The dividend per share for the quarter ended September 30, 1998, payable October 15, 1998 to shareholders of record on September 30, 1998, rose to $.2029, an increase of two basis points over the prior quarter. Each of the 18 quarterly dividends following the initial dividend made by the CPA®:12 program has increased over the prior quarter.
Chairman Wm. Polk Carey commented, "CPA®:12 continues to meet our investment objectives by providing consistent and growing current dividends to our investors while seeking to achieve capital appreciation over the longer term. Our core strategy of acquiring single tenant, industrial, retail and office facilities, leased to growing dynamic companies under long term, triple-net leases continues to allow us to provide an asset allocation vehicle that addresses investors' need for stability in increasingly volatile markets."
Founded in 1973, W. P. Carey & Co. LLC, a leader in the ownership and net leasing of corporate properties, specializes in corporate real estate financing using the corporate net lease, or sale-leaseback structure. The $2.5 billion W. P. Carey Group, which includes the firm and its affiliates, is one of the largest lessors of net leased corporate real estate in the nation. The W. P. Carey Group manages the largest publicly traded limited liability company listed on the New York Stock Exchange and four public real estate investment trusts (REITs). Collectively, Carey manages over 33 million square feet of property located in the United States and Europe leased to a diverse group of corporate tenants.

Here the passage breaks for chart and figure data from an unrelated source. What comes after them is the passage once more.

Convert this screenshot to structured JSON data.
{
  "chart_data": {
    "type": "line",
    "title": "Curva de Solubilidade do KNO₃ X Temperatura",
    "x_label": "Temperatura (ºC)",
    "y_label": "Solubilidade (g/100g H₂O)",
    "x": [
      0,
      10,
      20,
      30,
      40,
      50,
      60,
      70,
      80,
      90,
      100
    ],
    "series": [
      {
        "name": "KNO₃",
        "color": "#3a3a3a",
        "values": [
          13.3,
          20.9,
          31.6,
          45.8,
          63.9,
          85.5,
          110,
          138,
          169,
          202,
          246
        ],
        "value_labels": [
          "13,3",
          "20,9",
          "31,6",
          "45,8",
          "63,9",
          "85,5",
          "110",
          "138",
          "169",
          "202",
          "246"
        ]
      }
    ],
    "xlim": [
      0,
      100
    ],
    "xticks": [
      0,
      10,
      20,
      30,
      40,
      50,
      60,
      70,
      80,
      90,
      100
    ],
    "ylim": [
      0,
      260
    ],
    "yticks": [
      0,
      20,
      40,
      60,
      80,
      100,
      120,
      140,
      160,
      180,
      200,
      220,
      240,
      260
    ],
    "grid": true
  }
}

This press release contains forward-looking statements within the meaning of the Federal securities laws. A number of factors could cause the company's actual results, performance or achievement to differ materially from those anticipated. Among those risks, trends and uncertainties are the general economic climate; the supply of and demand for office and industrial properties; interest rate levels; the availability of financing; and other risks associated with the acquisition and ownership of properties, including risks that the tenants will not pay rent, or that costs may be greater than anticipated. For further information on factors that could impact the company, reference is made to the company's filings with the Securities and Exchange Commission.